L’espace de travail en quête de sens Élodie Chevallier, consultante indépendante et chercheuse associée au Centre de recherche sur le travail et le développement du CNAM
Demain, l’espace de travail s’adaptera aux besoins précis des travailleurs, et non l’inverse, comme c’est le cas aujourd’hui : travailler dans un endroit silencieux quand je dois me concentrer, me rendre dans une salle avec des doubles écrans ou du matériel spécifique quand j’en ai besoin… Les entreprises devront attirer des talents qui chercheront plus qu’un salaire ou une tâche en particulier : des conditions de travail agréables et surtout de l’autonomie. C’est ce qui va contribuer à redonner du sens au travail, que ce soit au niveau individuel ou au niveau de l’entreprise. Avec la généralisation du télétravail et des tiers lieux, les salariés d’une même structure ne travailleront plus dans le même lieu géographique que l’on appelait avant le « bureau ». Les collègues ne se retrouveront physiquement qu’à l’occasion de « retraites » de travail, telles qu’une semaine intensive dans un lieu dédié une ou deux fois dans l’année, où l’on en profitera pour réfléchir ensemble à l’organisation du travail et aux valeurs et missions de l’entreprise. Il en résultera une meilleure prise en considération de tous les employés (et non seulement des cadres), qui pourront ainsi s’impliquer davantage pour construire une entreprise qui corresponde mieux à leurs valeurs.
Inégalités au (télé) travail Ingrid Nappi, professeure et titulaire de la chaire «Workplace Management» à l’ESSEC
En 2030, la position hiérarchique conditionnera la capacité de chacun à organiser sa semaine selon ses convenances, notamment dans le choix des jours en présentiel et des jours en télétravail. Comme l’a montré notre étude sur le « bureau post-confinement » en avril 2021, le modèle hybride alliant flex office (sans poste de travail attribué) et télétravail (à domicile et/ou dans des espaces de coworking), qui est en progression, ne convient pas à tous selon les conditions de travail auxquelles on a accès chez soi – comme la possibilité d’avoir son propre espace de travail et de se concentrer – et selon son statut dans la hiérarchie. De manière générale, ce schéma s’adapte mieux aux cadres qu’aux employés, qui préfèrent les bureaux fermés.

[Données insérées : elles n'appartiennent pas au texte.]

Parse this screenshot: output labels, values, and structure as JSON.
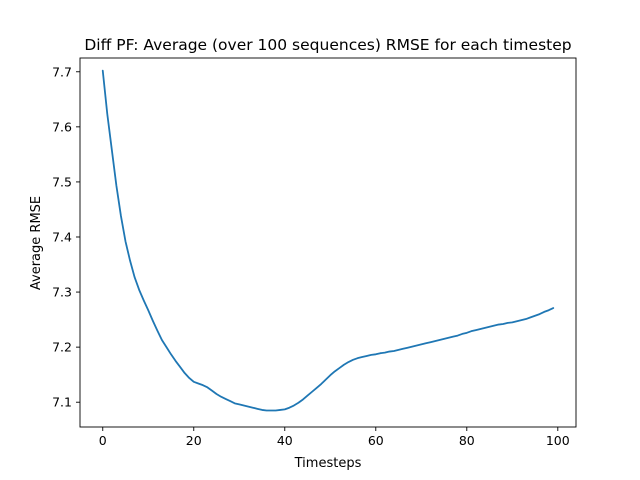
{
  "chart_data": {
    "type": "line",
    "title": "Diff PF: Average (over 100 sequences) RMSE for each timestep",
    "xlabel": "Timesteps",
    "ylabel": "Average RMSE",
    "xlim": [
      -5,
      104
    ],
    "ylim": [
      7.055,
      7.725
    ],
    "x_ticks": [
      0,
      20,
      40,
      60,
      80,
      100
    ],
    "y_ticks": [
      7.1,
      7.2,
      7.3,
      7.4,
      7.5,
      7.6,
      7.7
    ],
    "grid": false,
    "legend": "none",
    "series": [
      {
        "color": "#1f77b4",
        "x": [
          0,
          1,
          2,
          3,
          4,
          5,
          6,
          7,
          8,
          9,
          10,
          11,
          12,
          13,
          14,
          15,
          16,
          17,
          18,
          19,
          20,
          21,
          22,
          23,
          24,
          25,
          26,
          27,
          28,
          29,
          30,
          31,
          32,
          33,
          34,
          35,
          36,
          37,
          38,
          39,
          40,
          41,
          42,
          43,
          44,
          45,
          46,
          47,
          48,
          49,
          50,
          51,
          52,
          53,
          54,
          55,
          56,
          57,
          58,
          59,
          60,
          61,
          62,
          63,
          64,
          65,
          66,
          67,
          68,
          69,
          70,
          71,
          72,
          73,
          74,
          75,
          76,
          77,
          78,
          79,
          80,
          81,
          82,
          83,
          84,
          85,
          86,
          87,
          88,
          89,
          90,
          91,
          92,
          93,
          94,
          95,
          96,
          97,
          98,
          99
        ],
        "y": [
          7.702,
          7.623,
          7.558,
          7.493,
          7.438,
          7.392,
          7.357,
          7.327,
          7.304,
          7.285,
          7.267,
          7.248,
          7.23,
          7.213,
          7.2,
          7.187,
          7.175,
          7.164,
          7.153,
          7.144,
          7.137,
          7.134,
          7.131,
          7.127,
          7.121,
          7.115,
          7.11,
          7.106,
          7.102,
          7.098,
          7.096,
          7.094,
          7.092,
          7.09,
          7.088,
          7.086,
          7.085,
          7.085,
          7.085,
          7.086,
          7.087,
          7.09,
          7.094,
          7.099,
          7.105,
          7.112,
          7.119,
          7.126,
          7.133,
          7.141,
          7.149,
          7.156,
          7.162,
          7.168,
          7.173,
          7.177,
          7.18,
          7.182,
          7.184,
          7.186,
          7.187,
          7.189,
          7.19,
          7.192,
          7.193,
          7.195,
          7.197,
          7.199,
          7.201,
          7.203,
          7.205,
          7.207,
          7.209,
          7.211,
          7.213,
          7.215,
          7.217,
          7.219,
          7.221,
          7.224,
          7.226,
          7.229,
          7.231,
          7.233,
          7.235,
          7.237,
          7.239,
          7.241,
          7.242,
          7.244,
          7.245,
          7.247,
          7.249,
          7.251,
          7.254,
          7.257,
          7.26,
          7.264,
          7.267,
          7.271
        ]
      }
    ]
  }
}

L’accès aux tiers lieux pourra néanmoins se démocratiser grâce à l’instauration de tickets bureau inspirés des tickets-restaurant, comme l’ont proposé des sénateurs de la majorité en février dernier, mais cela ne réglera pas tout. Dans le scénario du télétravail généralisé, il y aura aussi un risque d’externalisation du travail tertiaire de base en télétravail, à l’instar des agents de maîtrise, dans des pays en développement où la maind’œuvre est moins chère, comme l’ont été l’industrie, puis certains services auparavant (gestion de la paie, centres d’appels…).